Confession time: I haven’t worked on my NaNoWriMo projects for the last three or four days. Despite how excited I was for NaNo this year, a lot of the excitement wore off relatively quickly.
For one, my schedule in real life is packed, and very little of it can be ignored until later. For another, I’ve run into a problem where I have so many new ideas I want to work on and get started during NaNo that I’m struggling to stay focused on any one at a time.
Neither of those are insurmountable by themselves. I’ve noted before that I can write quickly, so I’m in no way concerned about ‘winning’ NaNo even with less time to dedicate to it than I usually have. As for the projects, the hardest part seems to be picking and choosing a project to stay focused on–which is again, where being able to write fast comes in hand. An hour or two might give me enough material that when I lose focus I can re-orientate myself with a quick skim.
That however, is addressing both sides of the struggle by themselves. Combined, it gets a little more complicated. I don’t always have an hour or two to get words down, and when I do, it’s also balancing things like writing a post or putting together an image for a short story. That might mean I only have a few minutes left in any dedicated hour to try and get something written, which might not be enough.
I knew going into this month that I was going to be a Rebel this year. While this should be all-new material, I opted not to work on a singular novel. I’d aimed instead to complete four novellas and perhaps some longer short stories. To that end, I’ve done one novella and two stories under 10k each. Getting started and finding a groove for brand new ideas is difficult.
Which is why for the last couple of days, I’ve been taking a new look at all the ideas I had jotted down to work on this month. Some of them are spin-offs from other short stories, which spun into larger works. Several of them are connected through worldbuilding and setting elements.
Knowing that part of the problem I’m having is based on lack of inspiration because I’m trying to get new ideas down to help flesh them out, tacking the dual problem of ‘not enough time’ and ‘too many new ideas’ means taking out one side of the equation.

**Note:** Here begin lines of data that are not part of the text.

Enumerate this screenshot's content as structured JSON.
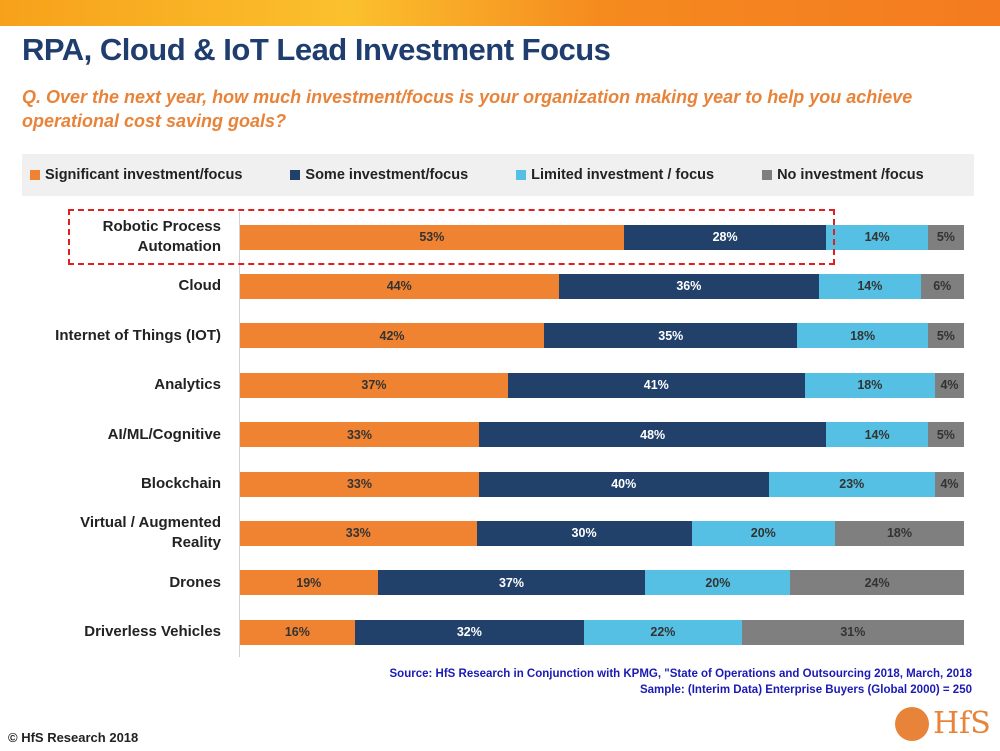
{
  "header": {
    "title": "RPA, Cloud & IoT Lead Investment Focus",
    "question": "Q. Over the next year, how much investment/focus is your organization making year to help you achieve operational cost saving goals?"
  },
  "chart_data": {
    "type": "bar",
    "orientation": "horizontal",
    "stacked": true,
    "series": [
      {
        "name": "Significant investment/focus",
        "color": "#f08331",
        "values": [
          53,
          44,
          42,
          37,
          33,
          33,
          33,
          19,
          16
        ]
      },
      {
        "name": "Some investment/focus",
        "color": "#21416b",
        "values": [
          28,
          36,
          35,
          41,
          48,
          40,
          30,
          37,
          32
        ]
      },
      {
        "name": "Limited investment / focus",
        "color": "#55c0e3",
        "values": [
          14,
          14,
          18,
          18,
          14,
          23,
          20,
          20,
          22
        ]
      },
      {
        "name": "No investment /focus",
        "color": "#7f7f7f",
        "values": [
          5,
          6,
          5,
          4,
          5,
          4,
          18,
          24,
          31
        ]
      }
    ],
    "categories": [
      "Robotic Process Automation",
      "Cloud",
      "Internet of Things (IOT)",
      "Analytics",
      "AI/ML/Cognitive",
      "Blockchain",
      "Virtual / Augmented Reality",
      "Drones",
      "Driverless Vehicles"
    ],
    "highlighted": "Robotic Process Automation",
    "legend": "top",
    "xlim": [
      0,
      100
    ],
    "value_suffix": "%"
  },
  "footer": {
    "source": "Source: HfS Research in Conjunction with KPMG, \"State of Operations and Outsourcing 2018, March, 2018",
    "sample": "Sample: (Interim Data) Enterprise Buyers (Global 2000) = 250",
    "copyright": "© HfS Research 2018",
    "logo": "HfS"
  }
}
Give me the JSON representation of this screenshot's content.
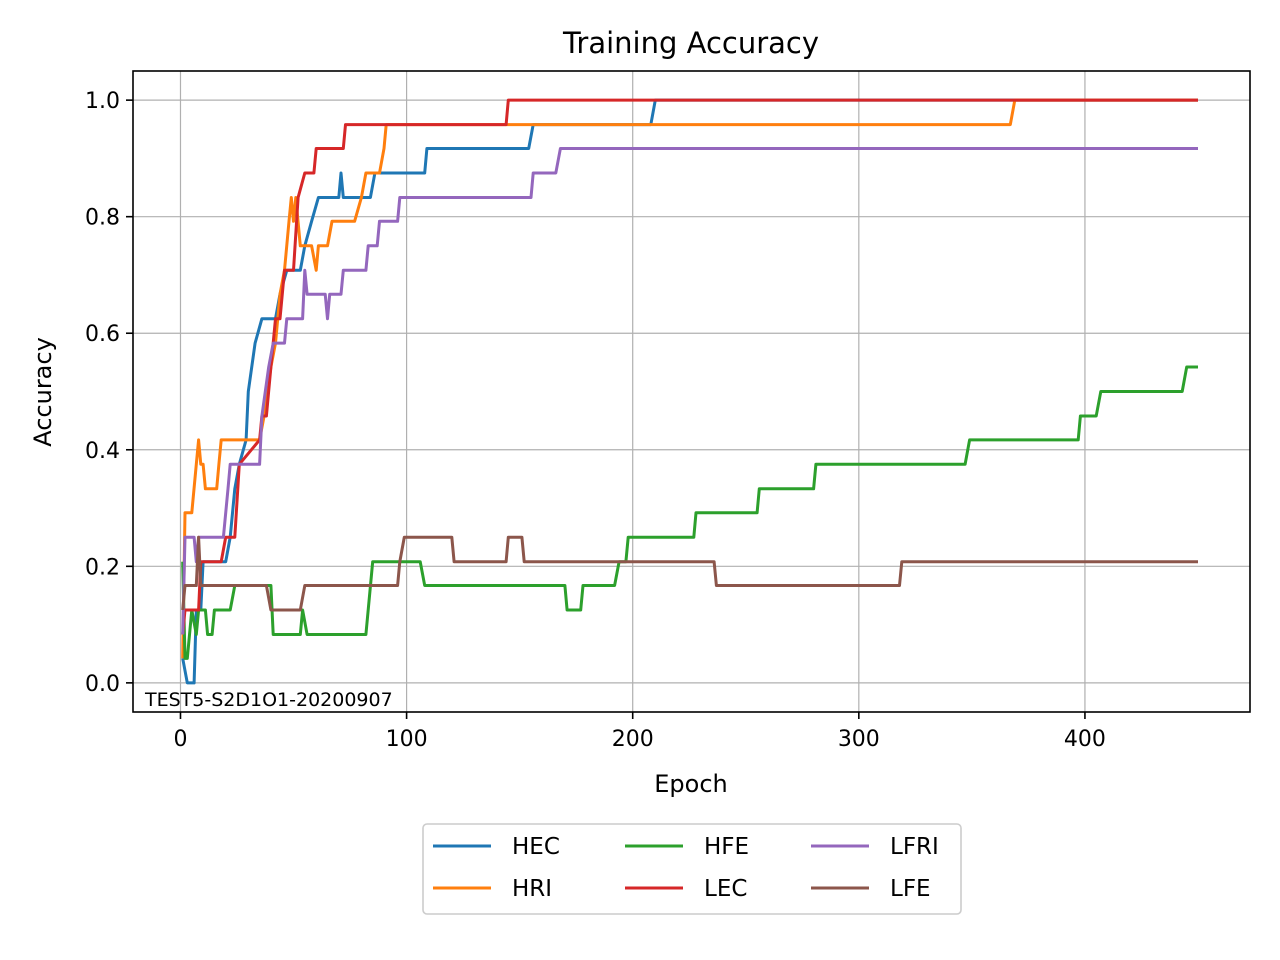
{
  "chart_data": {
    "type": "line",
    "title": "Training Accuracy",
    "xlabel": "Epoch",
    "ylabel": "Accuracy",
    "annotation": "TEST5-S2D1O1-20200907",
    "xlim": [
      -21,
      473
    ],
    "ylim": [
      -0.05,
      1.05
    ],
    "xticks": [
      0,
      100,
      200,
      300,
      400
    ],
    "xtick_labels": [
      "0",
      "100",
      "200",
      "300",
      "400"
    ],
    "yticks": [
      0.0,
      0.2,
      0.4,
      0.6,
      0.8,
      1.0
    ],
    "ytick_labels": [
      "0.0",
      "0.2",
      "0.4",
      "0.6",
      "0.8",
      "1.0"
    ],
    "grid": true,
    "legend": {
      "placement": "below-center",
      "columns": 3
    },
    "series": [
      {
        "name": "HEC",
        "color": "#1f77b4",
        "points": [
          [
            1,
            0.042
          ],
          [
            3,
            0.0
          ],
          [
            6,
            0.0
          ],
          [
            7,
            0.125
          ],
          [
            9,
            0.125
          ],
          [
            10,
            0.208
          ],
          [
            17,
            0.208
          ],
          [
            19,
            0.208
          ],
          [
            20,
            0.208
          ],
          [
            22,
            0.25
          ],
          [
            24,
            0.333
          ],
          [
            26,
            0.375
          ],
          [
            29,
            0.417
          ],
          [
            30,
            0.5
          ],
          [
            33,
            0.583
          ],
          [
            36,
            0.625
          ],
          [
            42,
            0.625
          ],
          [
            44,
            0.667
          ],
          [
            47,
            0.708
          ],
          [
            53,
            0.708
          ],
          [
            55,
            0.75
          ],
          [
            58,
            0.792
          ],
          [
            61,
            0.833
          ],
          [
            70,
            0.833
          ],
          [
            71,
            0.875
          ],
          [
            72,
            0.833
          ],
          [
            84,
            0.833
          ],
          [
            86,
            0.875
          ],
          [
            108,
            0.875
          ],
          [
            109,
            0.917
          ],
          [
            154,
            0.917
          ],
          [
            156,
            0.958
          ],
          [
            208,
            0.958
          ],
          [
            210,
            1.0
          ],
          [
            450,
            1.0
          ]
        ]
      },
      {
        "name": "HRI",
        "color": "#ff7f0e",
        "points": [
          [
            1,
            0.042
          ],
          [
            2,
            0.292
          ],
          [
            5,
            0.292
          ],
          [
            7,
            0.375
          ],
          [
            8,
            0.417
          ],
          [
            9,
            0.375
          ],
          [
            10,
            0.375
          ],
          [
            11,
            0.333
          ],
          [
            16,
            0.333
          ],
          [
            17,
            0.375
          ],
          [
            18,
            0.417
          ],
          [
            35,
            0.417
          ],
          [
            37,
            0.458
          ],
          [
            40,
            0.542
          ],
          [
            42,
            0.583
          ],
          [
            44,
            0.667
          ],
          [
            46,
            0.708
          ],
          [
            48,
            0.792
          ],
          [
            49,
            0.833
          ],
          [
            50,
            0.792
          ],
          [
            51,
            0.833
          ],
          [
            53,
            0.75
          ],
          [
            58,
            0.75
          ],
          [
            60,
            0.708
          ],
          [
            61,
            0.75
          ],
          [
            65,
            0.75
          ],
          [
            67,
            0.792
          ],
          [
            75,
            0.792
          ],
          [
            77,
            0.792
          ],
          [
            80,
            0.833
          ],
          [
            82,
            0.875
          ],
          [
            88,
            0.875
          ],
          [
            90,
            0.917
          ],
          [
            91,
            0.958
          ],
          [
            367,
            0.958
          ],
          [
            369,
            1.0
          ],
          [
            450,
            1.0
          ]
        ]
      },
      {
        "name": "HFE",
        "color": "#2ca02c",
        "points": [
          [
            1,
            0.208
          ],
          [
            2,
            0.042
          ],
          [
            3,
            0.042
          ],
          [
            5,
            0.125
          ],
          [
            7,
            0.083
          ],
          [
            8,
            0.125
          ],
          [
            11,
            0.125
          ],
          [
            12,
            0.083
          ],
          [
            14,
            0.083
          ],
          [
            15,
            0.125
          ],
          [
            22,
            0.125
          ],
          [
            24,
            0.167
          ],
          [
            40,
            0.167
          ],
          [
            41,
            0.083
          ],
          [
            53,
            0.083
          ],
          [
            54,
            0.125
          ],
          [
            56,
            0.083
          ],
          [
            82,
            0.083
          ],
          [
            85,
            0.208
          ],
          [
            106,
            0.208
          ],
          [
            108,
            0.167
          ],
          [
            170,
            0.167
          ],
          [
            171,
            0.125
          ],
          [
            177,
            0.125
          ],
          [
            178,
            0.167
          ],
          [
            192,
            0.167
          ],
          [
            194,
            0.208
          ],
          [
            197,
            0.208
          ],
          [
            198,
            0.25
          ],
          [
            227,
            0.25
          ],
          [
            228,
            0.292
          ],
          [
            255,
            0.292
          ],
          [
            256,
            0.333
          ],
          [
            280,
            0.333
          ],
          [
            281,
            0.375
          ],
          [
            347,
            0.375
          ],
          [
            349,
            0.417
          ],
          [
            397,
            0.417
          ],
          [
            398,
            0.458
          ],
          [
            405,
            0.458
          ],
          [
            407,
            0.5
          ],
          [
            443,
            0.5
          ],
          [
            445,
            0.542
          ],
          [
            450,
            0.542
          ]
        ]
      },
      {
        "name": "LEC",
        "color": "#d62728",
        "points": [
          [
            1,
            0.083
          ],
          [
            2,
            0.125
          ],
          [
            8,
            0.125
          ],
          [
            9,
            0.208
          ],
          [
            18,
            0.208
          ],
          [
            20,
            0.25
          ],
          [
            24,
            0.25
          ],
          [
            26,
            0.375
          ],
          [
            35,
            0.417
          ],
          [
            36,
            0.458
          ],
          [
            38,
            0.458
          ],
          [
            40,
            0.542
          ],
          [
            42,
            0.625
          ],
          [
            44,
            0.625
          ],
          [
            46,
            0.708
          ],
          [
            50,
            0.708
          ],
          [
            52,
            0.833
          ],
          [
            55,
            0.875
          ],
          [
            59,
            0.875
          ],
          [
            60,
            0.917
          ],
          [
            72,
            0.917
          ],
          [
            73,
            0.958
          ],
          [
            144,
            0.958
          ],
          [
            145,
            1.0
          ],
          [
            450,
            1.0
          ]
        ]
      },
      {
        "name": "LFRI",
        "color": "#9467bd",
        "points": [
          [
            1,
            0.083
          ],
          [
            2,
            0.25
          ],
          [
            6,
            0.25
          ],
          [
            7,
            0.208
          ],
          [
            8,
            0.25
          ],
          [
            19,
            0.25
          ],
          [
            21,
            0.333
          ],
          [
            22,
            0.375
          ],
          [
            35,
            0.375
          ],
          [
            36,
            0.458
          ],
          [
            39,
            0.542
          ],
          [
            41,
            0.583
          ],
          [
            46,
            0.583
          ],
          [
            47,
            0.625
          ],
          [
            54,
            0.625
          ],
          [
            55,
            0.708
          ],
          [
            56,
            0.667
          ],
          [
            64,
            0.667
          ],
          [
            65,
            0.625
          ],
          [
            66,
            0.667
          ],
          [
            71,
            0.667
          ],
          [
            72,
            0.708
          ],
          [
            82,
            0.708
          ],
          [
            83,
            0.75
          ],
          [
            87,
            0.75
          ],
          [
            88,
            0.792
          ],
          [
            96,
            0.792
          ],
          [
            97,
            0.833
          ],
          [
            155,
            0.833
          ],
          [
            156,
            0.875
          ],
          [
            166,
            0.875
          ],
          [
            168,
            0.917
          ],
          [
            450,
            0.917
          ]
        ]
      },
      {
        "name": "LFE",
        "color": "#8c564b",
        "points": [
          [
            1,
            0.125
          ],
          [
            2,
            0.167
          ],
          [
            7,
            0.167
          ],
          [
            8,
            0.25
          ],
          [
            9,
            0.167
          ],
          [
            38,
            0.167
          ],
          [
            40,
            0.125
          ],
          [
            53,
            0.125
          ],
          [
            55,
            0.167
          ],
          [
            96,
            0.167
          ],
          [
            97,
            0.208
          ],
          [
            99,
            0.25
          ],
          [
            120,
            0.25
          ],
          [
            121,
            0.208
          ],
          [
            144,
            0.208
          ],
          [
            145,
            0.25
          ],
          [
            151,
            0.25
          ],
          [
            152,
            0.208
          ],
          [
            236,
            0.208
          ],
          [
            237,
            0.167
          ],
          [
            318,
            0.167
          ],
          [
            319,
            0.208
          ],
          [
            450,
            0.208
          ]
        ]
      }
    ]
  }
}
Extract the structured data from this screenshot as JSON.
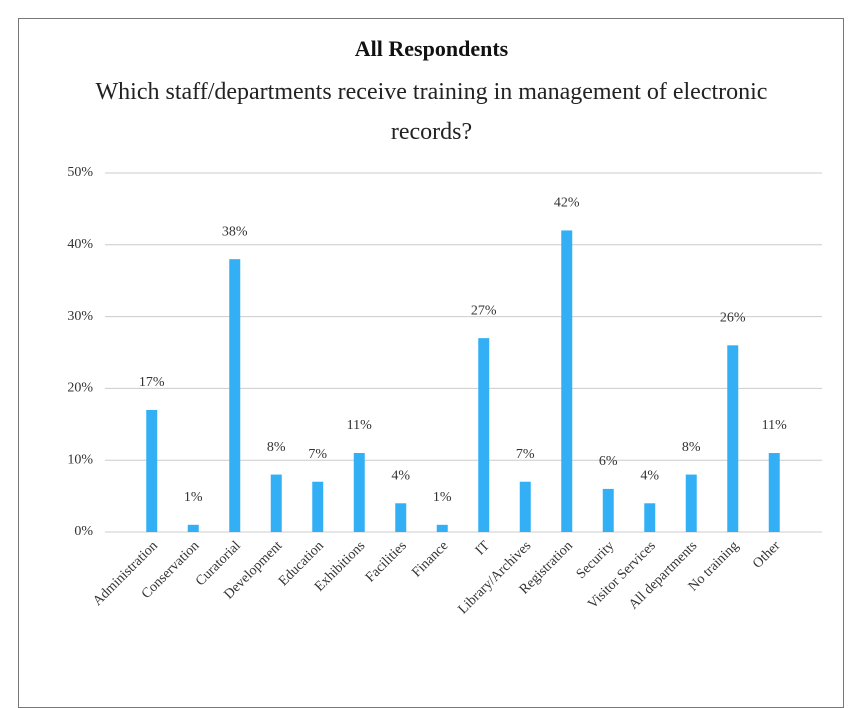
{
  "chart_data": {
    "type": "bar",
    "title": "All Respondents",
    "subtitle": "Which staff/departments receive training in management of electronic records?",
    "categories": [
      "Administration",
      "Conservation",
      "Curatorial",
      "Development",
      "Education",
      "Exhibitions",
      "Facilities",
      "Finance",
      "IT",
      "Library/Archives",
      "Registration",
      "Security",
      "Visitor Services",
      "All departments",
      "No training",
      "Other"
    ],
    "values": [
      17,
      1,
      38,
      8,
      7,
      11,
      4,
      1,
      27,
      7,
      42,
      6,
      4,
      8,
      26,
      11
    ],
    "value_labels": [
      "17%",
      "1%",
      "38%",
      "8%",
      "7%",
      "11%",
      "4%",
      "1%",
      "27%",
      "7%",
      "42%",
      "6%",
      "4%",
      "8%",
      "26%",
      "11%"
    ],
    "color": "#33b0f5",
    "ylim": [
      0,
      50
    ],
    "yticks": [
      {
        "value": 0,
        "label": "0%"
      },
      {
        "value": 10,
        "label": "10%"
      },
      {
        "value": 20,
        "label": "20%"
      },
      {
        "value": 30,
        "label": "30%"
      },
      {
        "value": 40,
        "label": "40%"
      },
      {
        "value": 50,
        "label": "50%"
      }
    ],
    "grid": true
  }
}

As I said above, by themselves, they’re not hard to solve. An hour or two’s worth of material adds up (for me) to be around three thousand words.
Which, means on stories that are connected through worldbuilding and character spin-offs, I probably have more than just three thousand.
These are still new ideas, but by choosing to focus on ideas that already have all the groundwork laid out like characters and setting, I’m hoping the last half of the month turns out to be a little more productive.
How are you handling your NaNo struggles?